In many cases, non-Dutch residents are also appointed as statutory directors of a Dutch entity. As mentioned above, based on article 15 of the Dutch DTA, the Netherlands has the right to levy tax on the directors’ fees.
In such cases, the Dutch tax authorities may argue that part of the executive’s remuneration is also deemed to be payment for the activities of the employee in his/her capacity as a director of the Dutch entity. The Netherlands could therefore impose a wage tax and income tax assessment on (part of) the director’s remuneration. In order to avoid any misinterpretation and or discussions in this regard, it is recommended to formally agree the director's remuneration in the shareholders resolution in terms of which the director is appointed.
For highly skilled employees (i.e. directors) hired from abroad, the Netherlands have a special tax facility, the so called “30%-ruling”. Based on this ruling, 30% of the remuneration of directors’ fees can be paid out net as reimbursement for extraterritorial costs. The 30%-ruling can apply to resident and non-resident employees. Where the directors’ fees or employment income exceeds EUR 35 000 per annum, the ruling applies only to the amounts exceeding EUR 35 000. Further requirements should also be met. Under the ruling, the effective Dutch income tax rate reduces to 34,6% (including national insurances) while the highest tax rate applicable is 52%.
For South African resident employees/directors who do not qualify for the foreign earning exemption mentioned above, this ruling may, however, have limited benefit because the foreign tax credit will be limited to the South African tax paid on the foreign remuneration.

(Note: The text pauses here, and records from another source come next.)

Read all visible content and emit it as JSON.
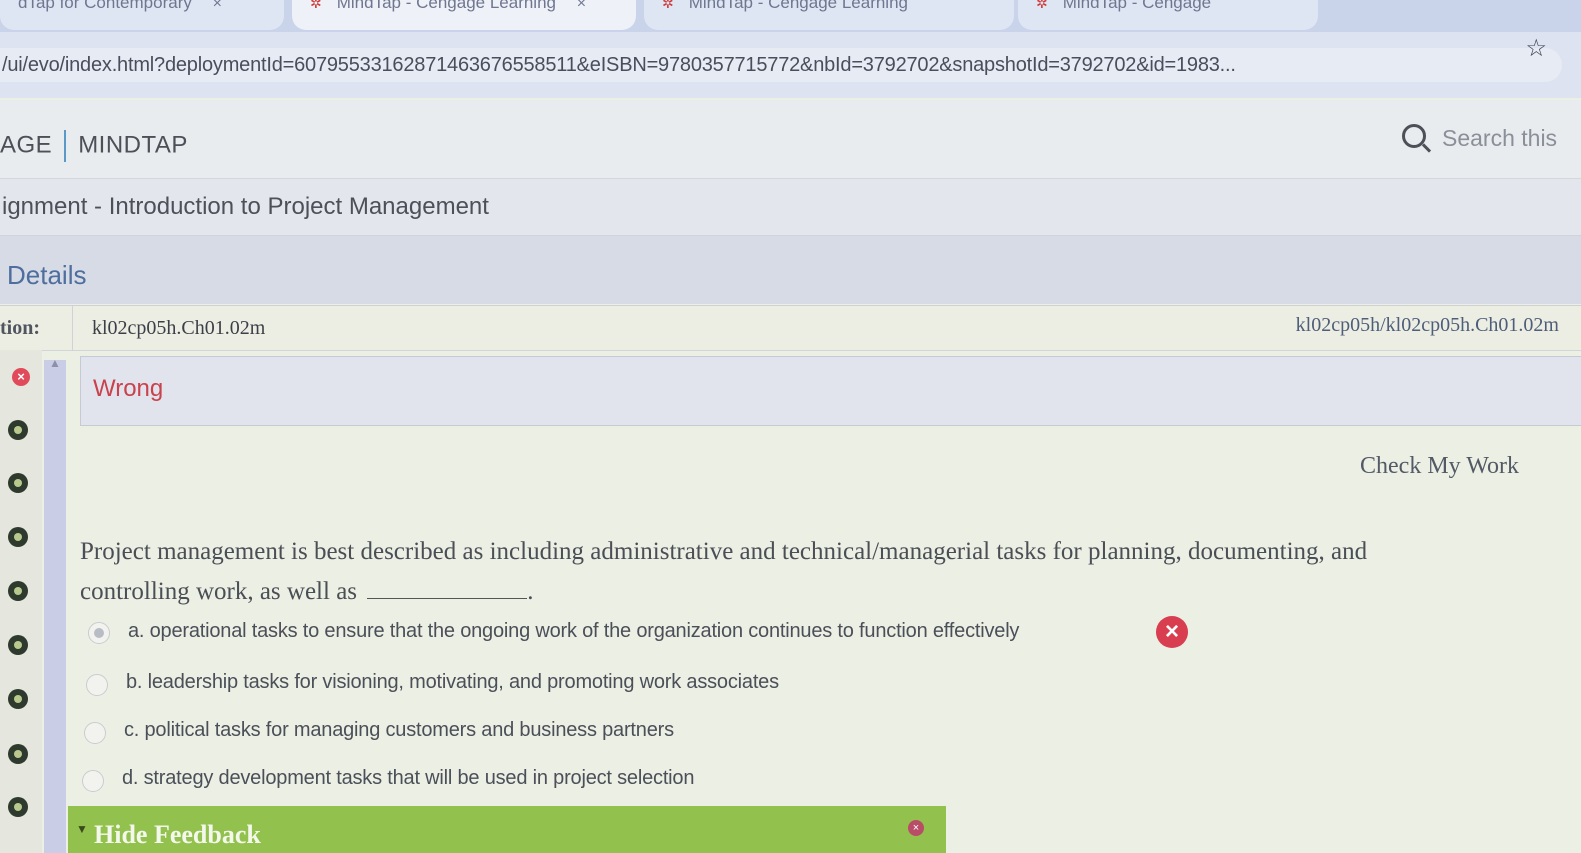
{
  "browser": {
    "tabs": [
      {
        "label": "dTap for Contemporary",
        "close": "×"
      },
      {
        "label": "MindTap - Cengage Learning",
        "close": "×"
      },
      {
        "label": "MindTap - Cengage Learning"
      },
      {
        "label": "MindTap - Cengage"
      }
    ],
    "url": "/ui/evo/index.html?deploymentId=60795533162871463676558511&eISBN=9780357715772&nbId=3792702&snapshotId=3792702&id=1983...",
    "star_icon": "star-icon"
  },
  "header": {
    "brand_left": "AGE",
    "brand_right": "MINDTAP",
    "search_placeholder": "Search this",
    "search_icon": "search-icon"
  },
  "assignment": {
    "title": "ignment - Introduction to Project Management"
  },
  "details": {
    "heading": "Details",
    "question_label": "tion:",
    "question_id": "kl02cp05h.Ch01.02m",
    "question_path": "kl02cp05h/kl02cp05h.Ch01.02m"
  },
  "question_list": {
    "statuses": [
      "wrong",
      "correct",
      "correct",
      "correct",
      "correct",
      "correct",
      "correct",
      "correct",
      "correct"
    ]
  },
  "result": {
    "status": "Wrong",
    "check_work": "Check My Work"
  },
  "question": {
    "text_line1": "Project management is best described as including administrative and technical/managerial tasks for planning, documenting, and",
    "text_line2": "controlling work, as well as",
    "text_end": ".",
    "options": [
      {
        "label": "a. operational tasks to ensure that the ongoing work of the organization continues to function effectively",
        "selected": true,
        "result": "incorrect"
      },
      {
        "label": "b. leadership tasks for visioning, motivating, and promoting work associates",
        "selected": false
      },
      {
        "label": "c. political tasks for managing customers and business partners",
        "selected": false
      },
      {
        "label": "d. strategy development tasks that will be used in project selection",
        "selected": false
      }
    ]
  },
  "feedback": {
    "label": "Hide Feedback"
  },
  "colors": {
    "wrong": "#c9424d",
    "feedback_bar": "#92c14e",
    "details_blue": "#4e6e9d"
  }
}
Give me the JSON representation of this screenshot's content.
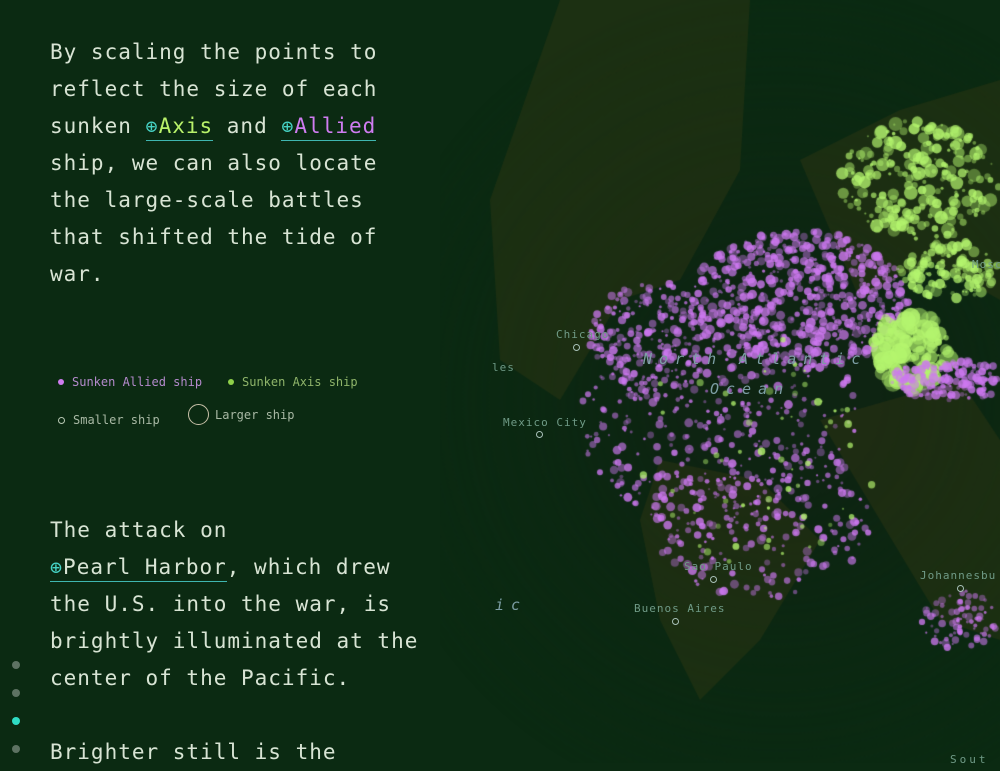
{
  "story": {
    "para1": {
      "before": "By scaling the points to reflect the size of each sunken ",
      "axis_link": "Axis",
      "middle": " and ",
      "allied_link": "Allied",
      "after": " ship, we can also locate the large-scale battles that shifted the tide of war."
    },
    "para2": {
      "before": "The attack on ",
      "link": "Pearl Harbor",
      "after": ", which drew the U.S. into the war, is brightly illuminated at the center of the Pacific."
    },
    "para3": "Brighter still is the",
    "plus_icon": "⊕"
  },
  "legend": {
    "allied": "Sunken Allied ship",
    "axis": "Sunken Axis ship",
    "smaller": "Smaller ship",
    "larger": "Larger ship"
  },
  "colors": {
    "allied": "#cf7cf0",
    "axis": "#b9f26a",
    "background": "#0b2a12",
    "accent": "#2fdcc4"
  },
  "map": {
    "labels": {
      "chicago": "Chicago",
      "los_angeles": "les",
      "mexico_city": "Mexico City",
      "north_atlantic": "North Atlantic",
      "ocean": "Ocean",
      "sao_paulo": "Sao Paulo",
      "buenos_aires": "Buenos Aires",
      "johannesburg": "Johannesbu",
      "moscow": "Mosc",
      "pacific": "ic",
      "south": "Sout"
    }
  },
  "nav": {
    "count": 4,
    "active_index": 2
  }
}
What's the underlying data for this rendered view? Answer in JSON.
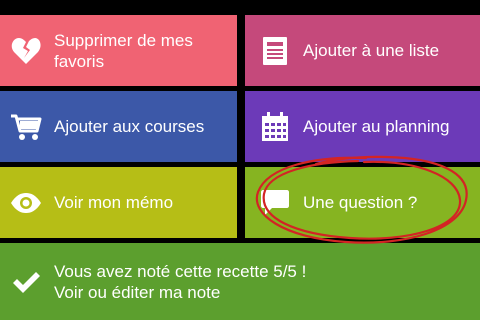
{
  "tiles": {
    "remove_favorites": {
      "label_line1": "Supprimer de mes",
      "label_line2": "favoris",
      "icon": "broken-heart-icon",
      "color": "#f06373"
    },
    "add_to_list": {
      "label": "Ajouter à une liste",
      "icon": "list-icon",
      "color": "#c5497b"
    },
    "add_to_shopping": {
      "label": "Ajouter aux courses",
      "icon": "cart-icon",
      "color": "#3c58a8"
    },
    "add_to_planning": {
      "label": "Ajouter au planning",
      "icon": "calendar-icon",
      "color": "#6c3ab8"
    },
    "memo": {
      "label": "Voir mon mémo",
      "icon": "eye-icon",
      "color": "#b6be16"
    },
    "question": {
      "label": "Une question ?",
      "icon": "speech-bubble-icon",
      "color": "#86b421"
    },
    "rating": {
      "label_line1": "Vous avez noté cette recette 5/5 !",
      "label_line2": "Voir ou éditer ma note",
      "icon": "checkmark-icon",
      "color": "#5c9f2e"
    }
  },
  "annotation": {
    "color": "#d32424"
  }
}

Individual disclosures to revenue authorities in South Africa and the foreign jurisdiction(s) should be carefully considered in the restructure of international corporate operations. Also, proper disclosures to all relevant tax authorities is an important component of proving that effective management takes place in the appropriate jurisdictions.
In order to reduce any Dutch wage tax and social security liabilities, correct and timely registration and withholding of taxes and social security should be considered. Also, the Dutch tax authorities could be approached to disclose and rectify previous or existing non-compliance and, provided the taxpayer (employer and/or employee) is not aware of a possible tax investigation, no penalties should be imposed upon such disclosure.